February 02, 2009

The Great Dinosaur Wars

Excuse me, but I'm on a Wikipedia bender lately. I just can't stop clicking. So here we go: The Bone Wars? This was a real thing? Oh yes. Yes it was. In the latter third of the 19th century, we learn, a pair of rival American paleontologists, Edward Drinker Cope and Othaniel Charles Marsh "used underhanded methods to out-compete each other in the field, resorting to bribery, theft, and destruction of bones."

This wasn't as gruesome as it sounds: The rivalry did spur a race to excavate, which in turn led to the discovery of 142 new species of dinosaur, including childhood favs like Triceratops, Stegosaurus, and Allosaurus.
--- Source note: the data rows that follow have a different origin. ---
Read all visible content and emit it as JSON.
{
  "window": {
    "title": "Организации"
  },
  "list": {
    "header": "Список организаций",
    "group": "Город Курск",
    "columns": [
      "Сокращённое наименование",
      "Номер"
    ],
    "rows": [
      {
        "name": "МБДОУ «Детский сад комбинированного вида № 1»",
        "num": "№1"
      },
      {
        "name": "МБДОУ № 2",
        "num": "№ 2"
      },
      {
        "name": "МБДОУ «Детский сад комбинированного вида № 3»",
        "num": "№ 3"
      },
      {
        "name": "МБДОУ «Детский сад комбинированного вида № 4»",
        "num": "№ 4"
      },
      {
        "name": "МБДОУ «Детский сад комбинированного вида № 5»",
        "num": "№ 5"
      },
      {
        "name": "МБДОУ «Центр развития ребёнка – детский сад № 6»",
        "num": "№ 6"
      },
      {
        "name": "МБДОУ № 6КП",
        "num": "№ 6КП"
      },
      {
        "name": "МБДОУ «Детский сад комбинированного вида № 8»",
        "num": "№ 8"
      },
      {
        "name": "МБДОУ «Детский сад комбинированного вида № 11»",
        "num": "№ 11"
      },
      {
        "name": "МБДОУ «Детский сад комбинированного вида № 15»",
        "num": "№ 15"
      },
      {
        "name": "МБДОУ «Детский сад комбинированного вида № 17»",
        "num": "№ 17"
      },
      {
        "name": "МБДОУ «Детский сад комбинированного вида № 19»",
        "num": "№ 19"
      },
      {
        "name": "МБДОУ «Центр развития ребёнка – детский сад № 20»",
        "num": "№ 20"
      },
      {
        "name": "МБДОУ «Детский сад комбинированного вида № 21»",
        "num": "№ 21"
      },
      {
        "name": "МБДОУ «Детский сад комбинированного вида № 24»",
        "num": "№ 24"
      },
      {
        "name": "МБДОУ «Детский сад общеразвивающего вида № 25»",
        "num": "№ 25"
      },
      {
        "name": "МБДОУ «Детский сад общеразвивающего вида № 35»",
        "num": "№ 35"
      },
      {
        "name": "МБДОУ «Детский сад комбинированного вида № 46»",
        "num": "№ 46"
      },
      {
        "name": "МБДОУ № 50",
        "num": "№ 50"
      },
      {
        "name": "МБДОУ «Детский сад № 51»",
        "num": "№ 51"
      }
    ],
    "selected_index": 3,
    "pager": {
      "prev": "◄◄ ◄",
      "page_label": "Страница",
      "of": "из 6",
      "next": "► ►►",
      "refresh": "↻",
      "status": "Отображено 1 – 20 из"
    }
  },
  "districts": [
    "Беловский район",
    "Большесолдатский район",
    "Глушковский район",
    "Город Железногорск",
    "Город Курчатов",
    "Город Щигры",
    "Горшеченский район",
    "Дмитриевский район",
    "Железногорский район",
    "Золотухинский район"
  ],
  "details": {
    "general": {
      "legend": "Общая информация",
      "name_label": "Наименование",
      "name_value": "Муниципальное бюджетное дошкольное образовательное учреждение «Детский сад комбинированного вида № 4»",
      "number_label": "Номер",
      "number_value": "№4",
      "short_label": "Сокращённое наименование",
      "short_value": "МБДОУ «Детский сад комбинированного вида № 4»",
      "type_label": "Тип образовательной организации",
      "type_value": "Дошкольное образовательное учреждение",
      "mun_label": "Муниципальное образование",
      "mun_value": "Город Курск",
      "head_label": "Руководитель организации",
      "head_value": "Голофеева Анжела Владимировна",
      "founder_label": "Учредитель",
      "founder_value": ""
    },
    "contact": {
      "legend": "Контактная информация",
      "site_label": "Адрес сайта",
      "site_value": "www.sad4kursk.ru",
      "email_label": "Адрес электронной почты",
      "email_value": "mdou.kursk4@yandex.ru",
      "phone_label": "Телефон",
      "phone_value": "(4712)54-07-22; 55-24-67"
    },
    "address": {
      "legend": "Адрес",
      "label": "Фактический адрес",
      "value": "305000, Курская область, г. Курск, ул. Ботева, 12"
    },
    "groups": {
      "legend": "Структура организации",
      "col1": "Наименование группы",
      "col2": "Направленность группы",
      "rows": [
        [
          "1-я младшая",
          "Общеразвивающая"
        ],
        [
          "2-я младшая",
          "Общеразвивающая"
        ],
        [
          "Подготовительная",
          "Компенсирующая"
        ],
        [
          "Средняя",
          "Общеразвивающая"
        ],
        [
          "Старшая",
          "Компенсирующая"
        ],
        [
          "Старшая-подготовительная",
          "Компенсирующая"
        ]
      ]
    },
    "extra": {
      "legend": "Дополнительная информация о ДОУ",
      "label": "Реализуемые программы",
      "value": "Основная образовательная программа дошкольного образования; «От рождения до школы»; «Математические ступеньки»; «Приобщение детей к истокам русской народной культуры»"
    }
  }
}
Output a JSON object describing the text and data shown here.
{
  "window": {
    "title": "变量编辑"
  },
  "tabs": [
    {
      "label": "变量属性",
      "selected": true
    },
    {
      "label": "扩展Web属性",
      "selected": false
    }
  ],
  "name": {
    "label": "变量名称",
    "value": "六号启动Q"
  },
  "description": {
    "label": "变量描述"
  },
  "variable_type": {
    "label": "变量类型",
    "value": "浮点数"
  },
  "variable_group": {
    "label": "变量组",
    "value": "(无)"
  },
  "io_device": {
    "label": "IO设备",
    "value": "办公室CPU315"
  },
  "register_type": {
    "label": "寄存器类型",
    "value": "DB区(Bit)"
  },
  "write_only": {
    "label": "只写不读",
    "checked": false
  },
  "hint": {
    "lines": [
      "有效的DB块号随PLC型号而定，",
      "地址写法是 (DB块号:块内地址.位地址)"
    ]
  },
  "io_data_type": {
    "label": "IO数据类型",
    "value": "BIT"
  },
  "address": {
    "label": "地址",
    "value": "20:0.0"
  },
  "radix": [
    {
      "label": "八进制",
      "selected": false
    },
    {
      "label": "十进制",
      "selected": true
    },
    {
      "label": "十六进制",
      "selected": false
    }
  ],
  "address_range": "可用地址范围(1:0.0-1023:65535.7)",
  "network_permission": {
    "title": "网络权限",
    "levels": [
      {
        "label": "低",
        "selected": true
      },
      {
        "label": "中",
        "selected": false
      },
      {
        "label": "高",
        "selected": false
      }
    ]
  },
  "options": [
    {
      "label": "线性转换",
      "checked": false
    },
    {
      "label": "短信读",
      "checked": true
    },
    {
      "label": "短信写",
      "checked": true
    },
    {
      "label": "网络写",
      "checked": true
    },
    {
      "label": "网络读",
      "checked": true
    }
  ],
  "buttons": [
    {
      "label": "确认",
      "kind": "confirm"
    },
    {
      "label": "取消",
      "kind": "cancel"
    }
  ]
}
A word of appreciation, by the way, for Allosaurus: The dinosaur books I gobbled up as a kid were usually divided into three eras: the Triassic (lame chicken-sized dinosaurs), Jurassic (now these were terrible lizards…) and finally the glorious Cretaceous (oh hell yes). The Allosaurus was a late Jurassic beast, usually shown scarfing down chunks of Brontosaurus meat, and he signified a child's very first encounter with the truly massive, peerless carnivores of yore—dominating the imagination for a brief while until you flipped a few pages and stumbled across the Cretaceous-era Tyrannosaurus Rex, king of all predators. (I understand now they have Spinosaurus and other gigantic brutes that put T. Rex to shame—well, T. Rex is still top lizard in my book.)
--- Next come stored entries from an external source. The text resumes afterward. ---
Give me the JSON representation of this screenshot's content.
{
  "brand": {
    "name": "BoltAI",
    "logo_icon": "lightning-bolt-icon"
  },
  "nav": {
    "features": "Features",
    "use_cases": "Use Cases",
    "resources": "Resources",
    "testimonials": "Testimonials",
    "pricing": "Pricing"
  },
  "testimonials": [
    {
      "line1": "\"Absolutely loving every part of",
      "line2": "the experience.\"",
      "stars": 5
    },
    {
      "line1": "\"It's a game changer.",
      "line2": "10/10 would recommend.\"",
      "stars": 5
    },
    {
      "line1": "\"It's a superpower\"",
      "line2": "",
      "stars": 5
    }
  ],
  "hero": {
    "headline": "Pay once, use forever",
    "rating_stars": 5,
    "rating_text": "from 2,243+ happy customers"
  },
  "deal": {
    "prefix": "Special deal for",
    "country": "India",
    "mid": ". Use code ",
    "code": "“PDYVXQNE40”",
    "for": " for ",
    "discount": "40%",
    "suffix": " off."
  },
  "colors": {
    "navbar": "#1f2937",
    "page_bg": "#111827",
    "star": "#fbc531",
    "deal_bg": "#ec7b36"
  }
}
Anyway, back to our dueling paleontologists:
On one occasion, the two scientists had gone on a fossil-collecting expedition to Cope's marl pits in New Jersey, where William Parker Foulke had discovered the holotype specimen of Hadrosaurus foulkii, described by the paleontologist Joseph Leidy; this was one of the first American dinosaur finds, and the pits were still rich with fossils.

Though the two parted amicably, Marsh secretly bribed the pit operators to divert the fossils they were discovering to him, instead of Cope. The two began attacking each other in papers and publications, and their personal relations soured. Marsh humiliated Cope by pointing out his reconstruction of the plesiosaur Elasmosaurus was flawed, with the head placed where the tail should have been. ... Cope tried to cover up his mistake by purchasing every copy he could find of the journal it was published in.
In the end, Marsh won the Bone Wars, digging up and naming 80 new species of dinosaur, versus Cope's piteous 56. But paleontology itself was the real loser—not only was the profession's good name blighted for decades by their tomfoolery, but "the reported use of dynamite and sabotage by employees of both men destroyed or buried hundreds of potentially critical fossil remains." Oh dear.
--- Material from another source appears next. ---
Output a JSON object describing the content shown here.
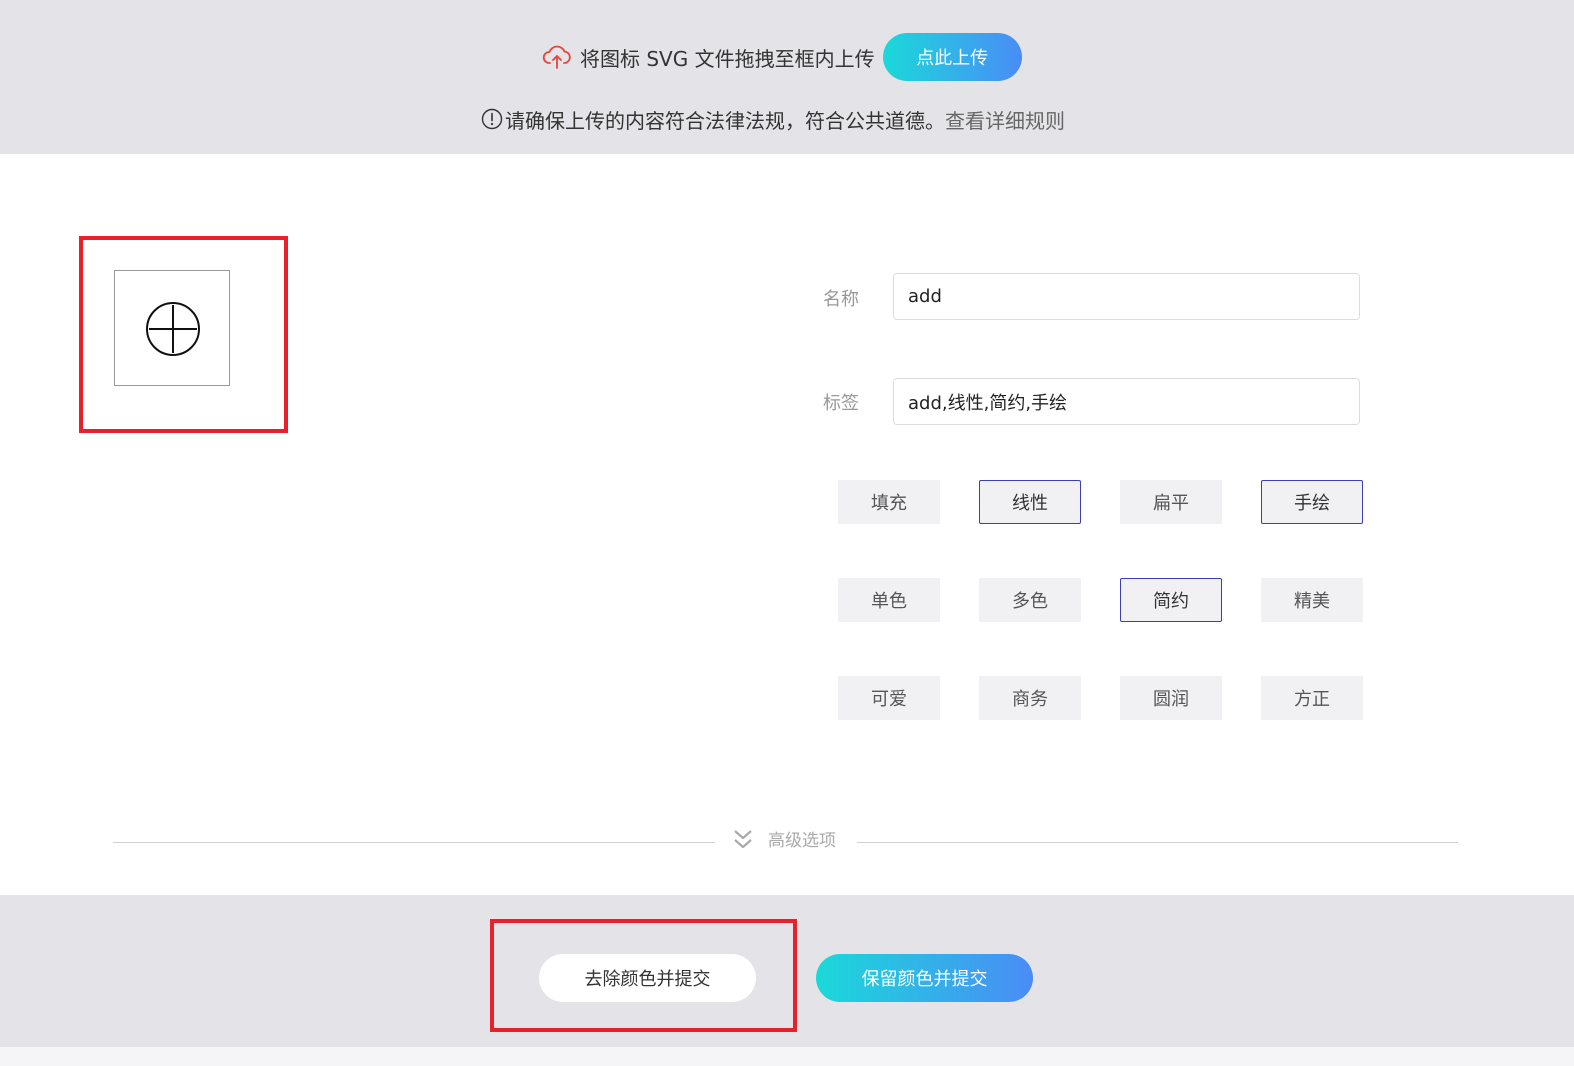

Even worse, the two miscreants would often hastily slap all sorts of bones together in their race to unveil new species, and they often assembled incorrect skeletons that sowed confusion for decades. Marsh, it turns out, was the wiseguy who fit a human skull on a looming sauropod's torso and named his creation Brontosaurus (it later had to be rechristened Apatosaurus, once it was given its correct head—the real tragedy is that the new name was clumsier and not quite so fearsome: "Apatosaurus" means "deceptive lizard"; right, uh-huh, like there's anything deceptive about that dude.)